The blow stunned us both. I could see his eyes go wide as he dropped the broken-off neck. Then I felt the cold liquid from the bottle mixing with something warmer. My head began to spin. I swear I saw fireworks right there in Wolcott's Drugstore.

Vile was yanking at my arm. I stumbled across Zeb's legs to my own wobbly feet. I was faintly aware that Zeb was not moving at all, just sitting there in the middle of the mess, looking stupid. I let Vile drag me outside the drugstore. She pulled me across the back yards and back toward the stone sheds. I was dizzy as a top, but somehow she kept me moving until we reached the nearest shed. As soon as she had managed to get me inside and close the door, I fainted dead away like Mabel Cramm on Decoration Day.

12. Thou Shalt Not Bear False Witness

NOW, WHAT FOLLOWS NEXT MOSTLY TOOK PLACE WHEN I was not in my right mind, so I have pieced it together from a variety of sources, some more reliable than others. If you suspect that some of my own overwrought imagination has managed to slip in and dress up the naked facts, well, that's a risk you're going to have to take.

Someone, probably someone who lived in one of the houses on North Main Street, heard the commotion inside Wolcott's Drugstore. Since they were well aware that nobody should have been there at ten o'clock of an evening, well past the bedtime of any Christian citizen, they decided not to investigate on their own but to send somebody else all the way to Wolcott's house on the south end of Prospect Street to tell him to come down and see what was making such an infernal racket on his business premises at such an ungodly hour. Mr. Wolcott, being on the stout and elderly side, thought that it would be more prudent to send his hired girl to go fetch the sheriff, who thought it wi

se to wake up two or three townsfolk and deputize them hastily. He didn't fancy marching into the ruckus and finding himself outnumbered.
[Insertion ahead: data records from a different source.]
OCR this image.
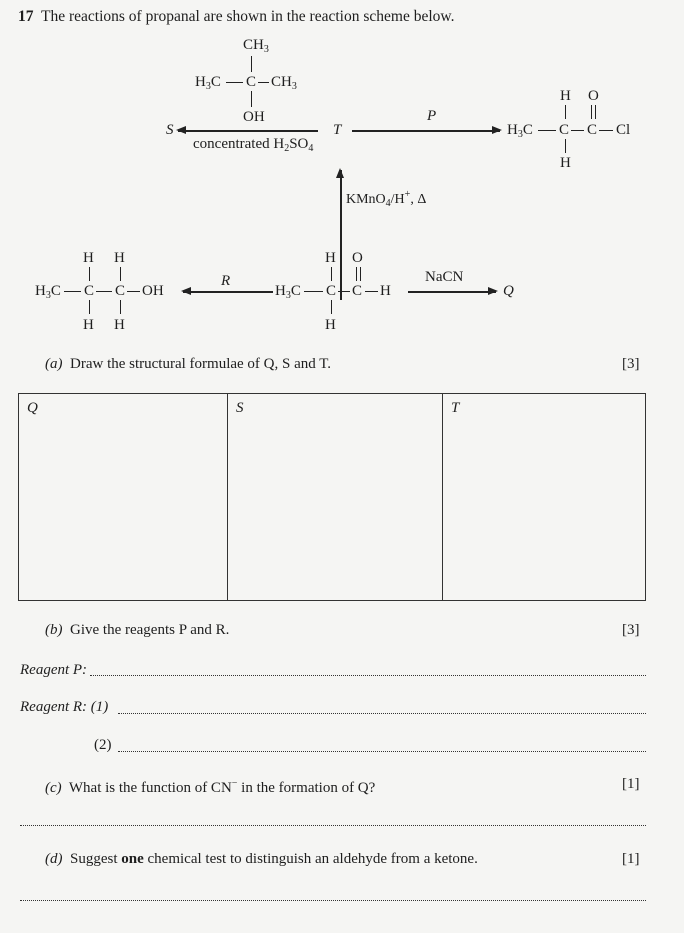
17 The reactions of propanal are shown in the reaction scheme below.
$CH_3$
$H_3C$ C $CH_3$
OH
S	T
P
concentrated $H_2SO_4$
H O
$H_3C$ C C Cl
H
KMnO$_4$/H+, Δ
H H
$H_3C$ C C OH
H H
R
H O
$H_3C$ C C H
H
NaCN
Q
(a) Draw the structural formulae of Q, S and T.	[3]
Q	S	T
(b) Give the reagents P and R.	[3]
Reagent P:
Reagent R: (1)
(2)
(c) What is the function of CN− in the formation of Q?	[1]
(d) Suggest one chemical test to distinguish an aldehyde from a ketone.	[1]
At any rate, by the time the posse got there to investigate, what they found was a strange man of highly disreputable appearance snoring away on the drugstore floor surrounded by lots of glass and splintered wood, and a bit of blood. They thought at first that the blood was the vandal's own, but after they had got him on his feet and looked him over closely, they were forced to conclude that the man had no wounds to account for the blood on the floor. You can imagine the scene as the sheriff and his deputies hoisted Zeb to his feet and pretty much carried him to the town hall to lock him up—Zeb, bigger than any one of them, hollering and protesting and dragging his feet all the way down Main Street and up the town hall stairs and down the inside steps to the basement cage. The lock was rusty with disuse, the men exhausted. No one wanted to spend the night watching the prisoner, so the poor sheriff was forced to. He'd never bargained for a real crime when he'd run for office fifteen years before. It was hardly fair—a summons in the middle of the night, a repulsive stranger asleep amidst destruction, mysterious bloodstains—who did the town think they'd elected, anyway? That Sherlock Holmes feller?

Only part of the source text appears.